In this age of intense stimulation overload, it’s encouraging to see a museum heading in the opposite direction. Thomas Phifer and Partners’ addition to the Glenstone Museum, set to open late next year in Potomac, MD, just under 15 miles from Washington DC, is as much about meditation and serenity as it is about art and culture.
The project increases the complex’s exhibition space from 9,000 to 59,000 sq ft, and adds about 130 acres of pastoral, tree-filled landscape by Peter Walker and Partners. Glenstone’s initial facility was completed by Gwathmey Siegel & Associates in 2006.
After parking their cars, visitors approach the addition, a cluster of structures known as The Pavilions, via a ten-minute walk across a rolling, wildflower-filled meadow, up a slight ridge. Phifer calls this promenade ‘a quieting experience’. He notes, ‘Everything starts to slow down. You feel the topography as you make your way forward.’

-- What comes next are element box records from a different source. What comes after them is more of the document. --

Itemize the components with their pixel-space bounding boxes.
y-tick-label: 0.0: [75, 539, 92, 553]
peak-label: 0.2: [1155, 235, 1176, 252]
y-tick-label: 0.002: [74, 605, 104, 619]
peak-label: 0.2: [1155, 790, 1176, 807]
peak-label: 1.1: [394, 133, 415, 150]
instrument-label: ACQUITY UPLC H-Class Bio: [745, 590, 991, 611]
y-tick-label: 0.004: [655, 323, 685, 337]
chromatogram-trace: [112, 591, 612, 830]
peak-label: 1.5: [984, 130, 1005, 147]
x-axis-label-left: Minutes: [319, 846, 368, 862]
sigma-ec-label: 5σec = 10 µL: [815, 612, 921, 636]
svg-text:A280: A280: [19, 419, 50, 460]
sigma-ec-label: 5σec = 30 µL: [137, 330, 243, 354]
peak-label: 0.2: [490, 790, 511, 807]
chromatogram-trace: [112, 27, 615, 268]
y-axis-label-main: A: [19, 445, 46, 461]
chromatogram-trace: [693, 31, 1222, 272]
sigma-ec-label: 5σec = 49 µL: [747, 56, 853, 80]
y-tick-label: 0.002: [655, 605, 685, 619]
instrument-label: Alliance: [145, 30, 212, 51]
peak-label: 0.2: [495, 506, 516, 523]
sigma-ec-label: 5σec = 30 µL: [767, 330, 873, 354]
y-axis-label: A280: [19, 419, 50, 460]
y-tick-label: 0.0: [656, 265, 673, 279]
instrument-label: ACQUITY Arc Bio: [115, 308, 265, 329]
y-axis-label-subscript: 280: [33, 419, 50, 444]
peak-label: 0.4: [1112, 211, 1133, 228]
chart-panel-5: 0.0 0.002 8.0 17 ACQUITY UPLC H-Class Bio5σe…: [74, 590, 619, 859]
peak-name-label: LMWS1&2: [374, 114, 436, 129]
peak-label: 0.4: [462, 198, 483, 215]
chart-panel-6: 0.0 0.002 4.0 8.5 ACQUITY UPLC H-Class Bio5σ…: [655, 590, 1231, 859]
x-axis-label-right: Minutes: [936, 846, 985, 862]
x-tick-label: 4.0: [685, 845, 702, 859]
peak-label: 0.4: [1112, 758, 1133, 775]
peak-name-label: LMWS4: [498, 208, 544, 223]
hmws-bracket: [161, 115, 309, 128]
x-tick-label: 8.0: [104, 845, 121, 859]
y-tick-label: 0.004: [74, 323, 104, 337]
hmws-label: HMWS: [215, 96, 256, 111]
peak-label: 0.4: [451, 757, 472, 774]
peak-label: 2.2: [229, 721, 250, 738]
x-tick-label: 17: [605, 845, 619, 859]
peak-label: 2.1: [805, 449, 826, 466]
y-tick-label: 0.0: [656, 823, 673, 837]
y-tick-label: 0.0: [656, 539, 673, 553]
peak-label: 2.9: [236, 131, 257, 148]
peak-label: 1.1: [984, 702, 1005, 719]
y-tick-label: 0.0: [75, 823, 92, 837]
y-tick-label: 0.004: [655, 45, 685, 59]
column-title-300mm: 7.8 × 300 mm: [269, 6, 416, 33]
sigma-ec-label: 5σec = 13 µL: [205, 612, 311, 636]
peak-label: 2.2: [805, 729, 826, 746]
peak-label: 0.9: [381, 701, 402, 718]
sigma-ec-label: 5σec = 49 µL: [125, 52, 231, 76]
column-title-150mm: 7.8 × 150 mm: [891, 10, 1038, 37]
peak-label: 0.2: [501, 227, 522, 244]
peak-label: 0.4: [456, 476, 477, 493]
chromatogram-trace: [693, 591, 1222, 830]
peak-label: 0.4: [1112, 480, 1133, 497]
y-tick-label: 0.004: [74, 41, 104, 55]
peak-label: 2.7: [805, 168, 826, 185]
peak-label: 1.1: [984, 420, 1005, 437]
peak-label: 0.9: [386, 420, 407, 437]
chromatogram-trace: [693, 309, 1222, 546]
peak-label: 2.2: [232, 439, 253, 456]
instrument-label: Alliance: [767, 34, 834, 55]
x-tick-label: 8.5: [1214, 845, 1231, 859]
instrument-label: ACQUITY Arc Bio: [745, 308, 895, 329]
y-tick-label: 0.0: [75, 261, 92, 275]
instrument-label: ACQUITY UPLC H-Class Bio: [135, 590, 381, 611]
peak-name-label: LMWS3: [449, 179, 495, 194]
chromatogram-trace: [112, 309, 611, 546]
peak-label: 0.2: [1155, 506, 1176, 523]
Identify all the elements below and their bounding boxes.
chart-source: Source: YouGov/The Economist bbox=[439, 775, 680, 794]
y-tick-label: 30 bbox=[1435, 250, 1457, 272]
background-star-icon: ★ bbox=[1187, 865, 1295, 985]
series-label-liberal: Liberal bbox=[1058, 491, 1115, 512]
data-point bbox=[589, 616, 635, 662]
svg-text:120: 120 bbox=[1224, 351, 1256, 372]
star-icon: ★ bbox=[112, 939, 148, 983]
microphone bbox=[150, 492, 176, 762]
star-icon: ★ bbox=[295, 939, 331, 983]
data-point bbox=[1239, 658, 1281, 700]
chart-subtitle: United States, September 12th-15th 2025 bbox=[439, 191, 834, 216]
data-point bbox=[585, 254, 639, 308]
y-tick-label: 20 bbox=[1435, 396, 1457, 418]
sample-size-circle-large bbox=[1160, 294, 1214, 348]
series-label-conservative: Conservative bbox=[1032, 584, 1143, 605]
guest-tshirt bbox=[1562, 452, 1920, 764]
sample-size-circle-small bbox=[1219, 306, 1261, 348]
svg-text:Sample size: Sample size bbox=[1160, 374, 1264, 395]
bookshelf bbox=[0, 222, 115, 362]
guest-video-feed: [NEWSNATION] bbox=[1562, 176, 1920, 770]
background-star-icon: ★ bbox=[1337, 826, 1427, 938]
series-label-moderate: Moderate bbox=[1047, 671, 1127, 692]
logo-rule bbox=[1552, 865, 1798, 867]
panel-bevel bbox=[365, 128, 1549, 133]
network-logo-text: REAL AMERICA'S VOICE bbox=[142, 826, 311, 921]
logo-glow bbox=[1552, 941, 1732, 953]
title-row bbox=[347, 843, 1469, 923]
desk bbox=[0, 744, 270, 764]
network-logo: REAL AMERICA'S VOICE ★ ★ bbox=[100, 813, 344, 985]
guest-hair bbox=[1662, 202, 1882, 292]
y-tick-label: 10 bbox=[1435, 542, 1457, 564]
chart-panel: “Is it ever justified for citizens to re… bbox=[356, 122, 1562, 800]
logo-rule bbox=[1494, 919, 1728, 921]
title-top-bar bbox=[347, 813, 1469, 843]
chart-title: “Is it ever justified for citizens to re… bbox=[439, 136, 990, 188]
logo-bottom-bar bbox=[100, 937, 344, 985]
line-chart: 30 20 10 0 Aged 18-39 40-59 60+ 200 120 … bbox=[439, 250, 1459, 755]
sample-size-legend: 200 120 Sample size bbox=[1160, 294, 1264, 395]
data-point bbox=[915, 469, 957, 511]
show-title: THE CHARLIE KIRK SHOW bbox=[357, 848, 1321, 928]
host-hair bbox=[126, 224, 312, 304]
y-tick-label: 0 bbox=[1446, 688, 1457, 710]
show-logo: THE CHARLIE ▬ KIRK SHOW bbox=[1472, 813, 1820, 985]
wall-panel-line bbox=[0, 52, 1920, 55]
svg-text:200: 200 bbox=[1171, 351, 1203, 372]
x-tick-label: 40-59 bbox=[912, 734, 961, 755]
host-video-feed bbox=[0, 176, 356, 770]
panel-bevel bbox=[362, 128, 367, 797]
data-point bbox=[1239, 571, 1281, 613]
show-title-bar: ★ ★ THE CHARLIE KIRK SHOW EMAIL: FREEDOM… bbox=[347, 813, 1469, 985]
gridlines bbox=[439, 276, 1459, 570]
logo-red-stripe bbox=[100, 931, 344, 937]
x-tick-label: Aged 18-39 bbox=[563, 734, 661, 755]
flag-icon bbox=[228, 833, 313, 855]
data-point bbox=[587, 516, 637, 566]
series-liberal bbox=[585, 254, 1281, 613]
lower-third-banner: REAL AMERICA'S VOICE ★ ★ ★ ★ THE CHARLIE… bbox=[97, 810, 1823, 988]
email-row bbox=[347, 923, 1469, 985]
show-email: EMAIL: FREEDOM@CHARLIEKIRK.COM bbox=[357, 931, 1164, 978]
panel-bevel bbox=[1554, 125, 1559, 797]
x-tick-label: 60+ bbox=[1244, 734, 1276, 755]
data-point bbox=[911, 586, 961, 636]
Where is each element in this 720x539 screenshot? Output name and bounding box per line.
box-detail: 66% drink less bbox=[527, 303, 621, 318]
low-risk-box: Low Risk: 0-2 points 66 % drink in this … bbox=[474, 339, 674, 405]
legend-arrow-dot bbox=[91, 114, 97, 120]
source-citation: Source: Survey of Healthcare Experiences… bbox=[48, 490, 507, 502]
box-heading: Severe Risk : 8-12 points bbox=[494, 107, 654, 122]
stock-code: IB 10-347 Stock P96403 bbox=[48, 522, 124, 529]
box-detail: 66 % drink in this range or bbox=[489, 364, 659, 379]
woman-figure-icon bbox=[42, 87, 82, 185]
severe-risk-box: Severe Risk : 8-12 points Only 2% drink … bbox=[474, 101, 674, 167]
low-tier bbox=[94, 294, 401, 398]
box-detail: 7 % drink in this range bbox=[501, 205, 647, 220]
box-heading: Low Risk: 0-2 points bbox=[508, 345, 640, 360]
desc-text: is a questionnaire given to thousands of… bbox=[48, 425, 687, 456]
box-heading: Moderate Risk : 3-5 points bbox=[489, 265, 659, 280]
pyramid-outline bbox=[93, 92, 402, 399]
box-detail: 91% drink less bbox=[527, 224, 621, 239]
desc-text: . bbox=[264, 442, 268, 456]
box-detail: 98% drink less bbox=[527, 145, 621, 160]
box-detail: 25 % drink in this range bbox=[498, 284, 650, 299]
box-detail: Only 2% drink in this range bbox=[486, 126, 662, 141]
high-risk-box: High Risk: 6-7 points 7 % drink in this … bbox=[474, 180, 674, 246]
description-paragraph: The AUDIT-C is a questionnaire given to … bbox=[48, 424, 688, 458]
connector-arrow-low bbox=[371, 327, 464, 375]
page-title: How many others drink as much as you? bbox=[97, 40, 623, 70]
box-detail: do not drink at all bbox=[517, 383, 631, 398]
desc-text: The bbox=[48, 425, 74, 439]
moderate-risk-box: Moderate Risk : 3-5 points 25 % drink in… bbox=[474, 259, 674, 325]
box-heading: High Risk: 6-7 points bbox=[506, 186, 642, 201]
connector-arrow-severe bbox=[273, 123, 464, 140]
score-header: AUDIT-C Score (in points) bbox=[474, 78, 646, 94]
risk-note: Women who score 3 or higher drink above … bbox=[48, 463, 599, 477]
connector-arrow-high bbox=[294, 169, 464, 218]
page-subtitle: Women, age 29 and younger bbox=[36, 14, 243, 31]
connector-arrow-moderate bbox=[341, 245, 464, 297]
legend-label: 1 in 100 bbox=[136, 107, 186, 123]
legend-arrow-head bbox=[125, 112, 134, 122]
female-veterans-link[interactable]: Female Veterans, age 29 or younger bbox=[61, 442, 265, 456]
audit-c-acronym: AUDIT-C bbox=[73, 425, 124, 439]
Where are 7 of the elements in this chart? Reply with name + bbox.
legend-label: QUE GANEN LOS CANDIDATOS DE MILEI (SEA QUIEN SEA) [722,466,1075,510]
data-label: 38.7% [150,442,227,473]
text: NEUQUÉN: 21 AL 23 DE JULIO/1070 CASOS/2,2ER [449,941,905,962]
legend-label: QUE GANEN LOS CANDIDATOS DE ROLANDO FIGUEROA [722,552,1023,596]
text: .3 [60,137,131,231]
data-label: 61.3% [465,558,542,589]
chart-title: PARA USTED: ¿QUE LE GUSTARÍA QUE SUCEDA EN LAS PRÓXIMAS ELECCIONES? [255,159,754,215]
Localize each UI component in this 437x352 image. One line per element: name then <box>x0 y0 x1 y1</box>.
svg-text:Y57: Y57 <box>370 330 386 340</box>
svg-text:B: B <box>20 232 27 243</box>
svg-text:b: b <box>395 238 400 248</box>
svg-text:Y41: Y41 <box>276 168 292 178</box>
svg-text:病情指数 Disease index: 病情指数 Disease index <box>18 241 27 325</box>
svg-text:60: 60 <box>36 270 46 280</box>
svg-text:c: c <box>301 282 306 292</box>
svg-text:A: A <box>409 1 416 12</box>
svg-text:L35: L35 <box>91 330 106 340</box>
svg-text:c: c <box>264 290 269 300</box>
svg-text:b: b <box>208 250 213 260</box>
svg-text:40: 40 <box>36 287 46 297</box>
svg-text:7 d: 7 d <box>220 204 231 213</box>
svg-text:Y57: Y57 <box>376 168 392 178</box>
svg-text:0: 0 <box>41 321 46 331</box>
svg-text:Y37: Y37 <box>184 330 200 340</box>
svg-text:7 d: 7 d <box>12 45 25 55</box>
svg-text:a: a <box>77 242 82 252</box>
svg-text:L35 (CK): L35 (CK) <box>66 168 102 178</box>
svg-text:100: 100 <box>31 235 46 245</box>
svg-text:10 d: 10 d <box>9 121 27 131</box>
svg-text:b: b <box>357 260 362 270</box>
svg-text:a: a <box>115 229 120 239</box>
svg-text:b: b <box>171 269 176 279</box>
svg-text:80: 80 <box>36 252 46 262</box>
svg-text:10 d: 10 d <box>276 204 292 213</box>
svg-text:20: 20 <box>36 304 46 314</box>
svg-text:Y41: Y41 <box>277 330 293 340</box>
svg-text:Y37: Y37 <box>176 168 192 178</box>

You then reach the new complex, a dozen cast concrete rooms of varying configurations, partially embedded in the earth, interconnected by a glass clad passage wrapping around a central water court. Some of these still, timeless-feeling pavilions— lit gently from above via clerestories and skylights— will be dedicated to single artists, others to rotating exhibitions. But all will allow you to quietly commune with the work, secluded from the city, the immediate vicinity, and even, for a moment, the other sections of the museum. The final pavilion contains a viewing area to take in the expanded pasture land, which includes more than 6,000 new trees and over 40 species of plants.
The museum’s collection centres on an elite selection of post-World War II paintings, sculptures, photographs, installations and multimedia works from over 200 artists, including John Baldessari, Jasper Johns, Richard Serra, Cy Twombly, Ellsworth Kelly, Louise Bourgeois, Dan Flavin, Michael Heizer, and many more. Its founders, Mitchell and Emily Wei Rales, visited 50 museums worldwide to learn lessons from each.
‘We wanted to understand what great was,’ says Mitchell Rales, who sought to distance his museum from the crowds, hype and noise that have infiltrated so many contemporary cultural experiences. ‘I think people want more calm in their lives,’ adds Phifer, his soothing voice belying this contemplative approach.
The addition also includes a new arrival hall, offices, two cafes, a centre that highlights Glenstone’s sustainability efforts, and monumental public art from the likes of Jeff Koons and Tony Smith. Admission to the museum will remain free.